Aquí, compartiré un poco sobre mi viaje y algunas prácticas ayurvédicas simples y arraigadas que apoyaron mi cuerpo, mente y espíritu. Espero que esto te ofrezca apoyo durante este tierno capítulo de la maternidad, de una mamá a otra.
La Ventana Sagrada: Lo que el Ayurveda Dice sobre la Sanación Posparto
En Ayurveda, el posparto es un momento increíblemente sagrado. De hecho, ¡cómo te cuides durante este período se reflejará en tu salud durante muchos años venideros! Y como muchas madres saben, el posparto (e incluso el embarazo y la preconcepción) es el acto supremo de rendición. Tu cuerpo ya no se siente igual, y seguro que ya no te pertenece, o al menos no se siente así (Diarios de una madre lactante).
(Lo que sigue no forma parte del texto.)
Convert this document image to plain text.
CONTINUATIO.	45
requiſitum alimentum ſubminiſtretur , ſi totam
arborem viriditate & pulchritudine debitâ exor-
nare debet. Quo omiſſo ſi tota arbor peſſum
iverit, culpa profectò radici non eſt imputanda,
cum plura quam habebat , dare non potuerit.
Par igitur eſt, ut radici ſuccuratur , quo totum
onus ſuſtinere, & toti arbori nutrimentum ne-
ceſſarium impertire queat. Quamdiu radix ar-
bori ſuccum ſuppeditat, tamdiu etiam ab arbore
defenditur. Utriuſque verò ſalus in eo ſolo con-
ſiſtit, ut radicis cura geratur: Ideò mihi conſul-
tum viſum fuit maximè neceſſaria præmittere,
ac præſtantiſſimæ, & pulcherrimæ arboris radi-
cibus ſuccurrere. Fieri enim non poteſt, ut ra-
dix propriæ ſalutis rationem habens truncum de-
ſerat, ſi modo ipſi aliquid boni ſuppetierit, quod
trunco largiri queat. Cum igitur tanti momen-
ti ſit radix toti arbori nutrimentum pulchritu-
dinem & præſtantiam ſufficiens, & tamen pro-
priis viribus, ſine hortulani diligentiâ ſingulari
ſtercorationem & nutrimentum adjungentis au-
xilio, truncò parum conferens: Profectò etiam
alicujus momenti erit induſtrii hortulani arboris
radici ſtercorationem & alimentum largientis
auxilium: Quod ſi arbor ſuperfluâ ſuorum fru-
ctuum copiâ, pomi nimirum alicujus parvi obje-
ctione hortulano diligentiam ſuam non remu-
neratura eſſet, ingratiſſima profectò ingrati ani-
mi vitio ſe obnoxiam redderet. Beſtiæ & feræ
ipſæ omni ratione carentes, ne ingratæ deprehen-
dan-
Tu cuerpo, así como tu vida, ha tomado una nueva forma: un vientre más blando, pechos pesados y doloridos, un cansancio que una taza de café (o tres) ya no puede arreglar, camisetas del revés y un sinfín de pañales esparcidos por pasillos y suelos.
Y, sin embargo, la vida nunca se había sentido tan... me atrevo a decir, imperfectamente... ¿perfecta?
Esos momentos en que tu bebé cierra los ojos, con su suave mejilla apoyada en tu pecho, y la vida por un momento simplemente se ralentiza. Es un amor inesperado que llena todos los tirones y empujones, las cicatrices, los ojos pesados y el cabello sin lavar, los altibajos de tu respiración, y no lo cambiarías por nada.
Cómo el mundo nutre a las nuevas madres (y lo que Occidente hace mal)
Las diferentes culturas de todo el mundo tienen muchas maneras de nutrir a la nueva madre, desde platos sagrados como el congee y el kichari, hasta fajas de vientre bengkung, masajes abdominales maya y abhyanga. Muchas culturas antiguas reconocen que la salud del bebé se deriva primero de la salud de la madre, desde la preconcepción hasta el posparto y más allá. Desafortunadamente, para alguien que vive en los Estados Unidos, como yo, muchas de esas tradiciones están completamente ausentes y son reemplazadas por la escasa licencia de maternidad de seis semanas, los cuerpos de "recuperación" de las mamás y una interminable lista de tareas y quehaceres (especialmente si tienes otros hijos). Y así, la madre debe ser consciente de esta enorme transición y reflexionar sobre lo que necesita física y emocionalmente, para poder pedir el apoyo que necesita, incluso antes de que llegue el bebé.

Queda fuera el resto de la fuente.